Parkinson's disease (PD) is a neurodegenerative disease that causes a movement disorder. It is classically characterized by motor disabilities such as tremor, bradykinesia, rigidity and postural instability (Decourt et al., 2021). Moreover, a variety of non-motor symptoms including anxiety, depression and cognitive deficit are increasingly recognized in PD (Khatri et al., 2020; Marinus et al., 2018). Although anxiety is common in PD, the underlying mechanism has been clarified.
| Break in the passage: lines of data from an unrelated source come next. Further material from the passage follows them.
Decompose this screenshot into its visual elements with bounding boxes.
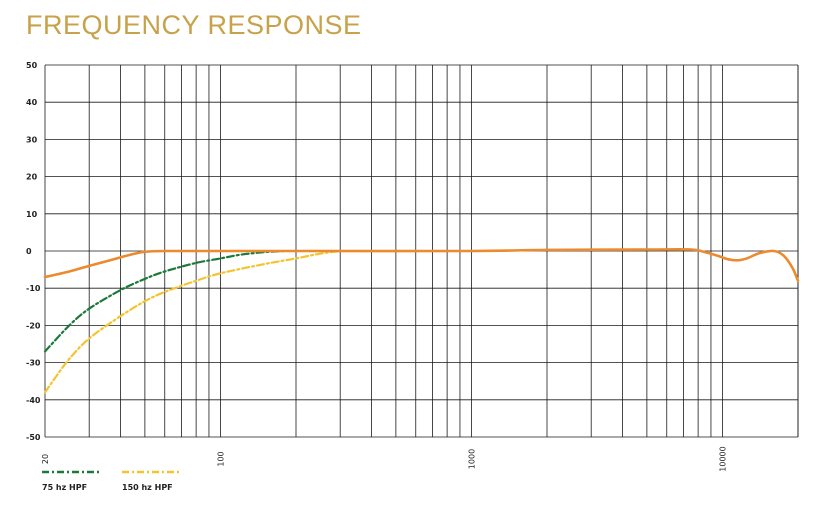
y-tick-label: -50 bbox=[26, 433, 41, 442]
y-axis-ticks: 50 40 30 20 10 0 -10 -20 -30 -40 -50 bbox=[26, 61, 41, 442]
y-tick-label: 20 bbox=[26, 173, 38, 182]
chart-title: FREQUENCY RESPONSE bbox=[26, 10, 362, 40]
series-main-line bbox=[43, 248, 800, 283]
y-tick-label: -30 bbox=[26, 359, 41, 368]
y-tick-label: -10 bbox=[26, 284, 41, 293]
y-tick-label: 30 bbox=[26, 135, 38, 144]
y-tick-label: 0 bbox=[26, 247, 32, 256]
series-hpf150-line bbox=[43, 249, 342, 394]
x-tick-label: 20 bbox=[41, 454, 50, 464]
y-tick-label: 40 bbox=[26, 98, 38, 107]
x-axis-ticks: 20 100 1000 10000 bbox=[41, 446, 727, 471]
y-tick-label: -20 bbox=[26, 321, 41, 330]
legend-label: 75 hz HPF bbox=[42, 483, 87, 492]
y-tick-label: 10 bbox=[26, 210, 38, 219]
x-tick-label: 10000 bbox=[718, 446, 727, 471]
y-tick-label: 50 bbox=[26, 61, 38, 70]
y-tick-label: -40 bbox=[26, 396, 41, 405]
series-layer bbox=[43, 248, 800, 394]
x-tick-label: 1000 bbox=[467, 449, 476, 469]
x-tick-label: 100 bbox=[216, 451, 225, 466]
legend: 75 hz HPF 150 hz HPF bbox=[42, 470, 180, 492]
series-hpf75-line bbox=[43, 249, 286, 353]
legend-label: 150 hz HPF bbox=[122, 483, 173, 492]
The bed nucleus of stria terminalis (BNST) is a limbic forebrain structure, which has a dense collection of subnuclei (Alheid and Heimer, 1988). The BNST is divided into anterior and posterior divisions and further subdivided into a dorsal-ventral portion by the anterior commissure in the rodents (Vranjkovic et al., 2017). Accumulating evidence from both rodents and human suggests that the BNST is involved in a broad range of affective states and behaviors, such as anxiety (Waddell et al., 2006; Adhikari, 2014; McMenamin et al., 2014). It is also known that the anteroventral BNST (avBNST) is closely related to anxiety disorders, because studies find the alteration of neuronal activity of the avBNST when exposed to different anxiogenic stressors (Butler et al., 2016; Sajdyk et al., 2008). Further, our recent study reveals the key role of the avBNST in the regulation of anxiety-like behaviors, because the GABAergic projections from the avBNST to the ventral tegmental area (VTA) and the dorsal raphe nucleus (DRN) which affect activity of the monoaminergic cell groups in the midbrain (Li et al., 2023).

Literature reveals the involvement of VTA dopaminergic neurons in anxiety disorders (Hu, 2016; Morales and Margolis, 2017). The BNST strongly innervates the VTA, and 90% of BNST neurons projecting to the VTA have been identified as GABAergic/non-glutamatergic (Dong and Swanson, 2006a; Kudo et al., 2012; Kim et al., 2013). Moreover, the BNST also sends GABAergic projections to the DRN (Dong et al., 2001), and studies find that activation of serotonergic neurons in the DRN promotes reward and further participates in the regulation of anxiety (Luo et al., 2015). Our recent research finds that activation of avBNST GABAA receptors increases the mean firing rate of VTA dopaminergic neurons and DRN serotonergic neurons and produces anxiolytic-like behaviors in both sham and parkinsonian rats, indicating the involvement of avBNSTGABA–VTA and avBNSTGABA–DRN pathways in PD-related anxiety (Li et al., 2023). However, it is unclear whether the two pathways are respectively implicated in the regulation of PD-related anxiety and affect the release of monoaminergic transmitters in the basolateral amygdala (BLA). By using Gq/Gi coupled Designer Receptors Exclusively Activated by Designer Drugs (DREADD) and clozapine N-oxide (CNO) administration, the present series of experiments aimed to investigate the direct GABAergic projection from the avBNST to the VTA and effects of activation/inhibition of avBNSTGABA–VTA on anxiety-like behaviors and dopamine (DA) release in the BLA of sham and parkinsonian rats; the direct GABAergic projection from the avBNST to the DRN and effects of activation/inhibition of avBNSTGABA–DRN on anxiety-like behaviors and serotonin (5-HT) release in the BLA in the two groups of rats.